Hedefin düşük kalmasının diğer sebebi ise yapısal. Türkiye çok genç bir nüfusa sahip olmasına rağmen çok yüksek bir sosyal güvenlik açığı vermekte. Bu büyük bir problem. Bu seneki bütçe gelişmeleri de büyük çoğunluğu sosyal güvenliğe giden cari transferler kaleminin tahminler doğrultusunda en az 102 milyar TL seviyelerinde gerçekleşeceğini göstermekte. Bu miktar 2010 milli hasılasının yaklaşık %10'una tekabül etmekte. Kısacası, %1'lik bütçe açığına ulaşabilmek için devletin diğer tüm gelir-gider dengesinin %9 fazla vermesi gerekiyor. Öte yandan, eğer Mali Kural yürürlüğe girseydi, yakınsama ve döngüsel etkiyi yansıtma katsayıları nedeniyle, 2011'deki açık hedefi daha yüksek olacaktı. Hatta, basit bir egzersiz yaparak bu hedefin ne olacağını da bulabiliriz. Eğer bu seneki bütçe açığını %4 olarak tahmin edersek, Mali Kural'a göre 2011 bütçe açığı hedefi %3 olacaktı. Ancak, Mali Kuralın ertelenmesinden de anlaşılan o ki, bir seçim senesi olan 2011'de Hükümet böyle makul sayılabilecek bir açık oranını bile tutturamayacak.
Sonuçta mali kural döngüsel etkileri dikkate alsa da, bütçe esnekliğini azaltan bir uygulama.
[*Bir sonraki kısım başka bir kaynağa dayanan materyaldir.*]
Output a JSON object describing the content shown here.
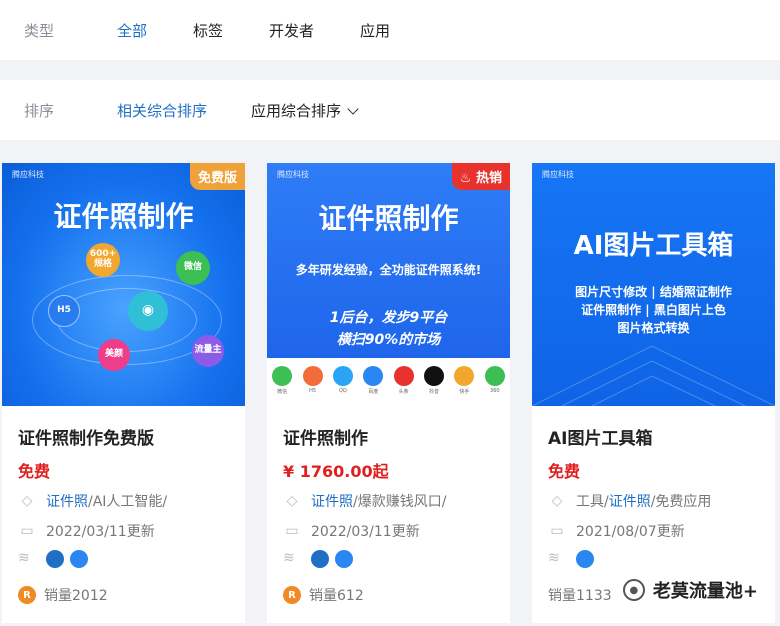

Ayrıca, örneğin Macaristan mali kuralı uyguladı da, ne oldu? Veya, AB'nin bir çeşit mali kural sayılabilecek meşhur Maastricht kriterlerini kriz sonrasında kaç ülke tutturabildi? Kısacası, bu tip katı kurallar bir noktada delinmeye mahkum. Ancak, tabii ki, önemli olan, mali kural konusunda yatırımcılar ve onları yönlendirme yetisine hâlâ bir ölçüde sahip olan derecelendirme kuruluşlarının ne düşündükleri. Bu noktada, parametrelerinin bile belirlendiği ve 2011 yılında yürürlüğe girmesinin taahüt edildiği bir Mali Kural uygulamasından son dakikada vazgeçilmesi doğal olarak piyasa oyuncularında Hükümetin icraatına ve birimleri arasındaki koordinasyon ve işbirliğine yönelik ciddi bir güven erozyonu yaratacaktır.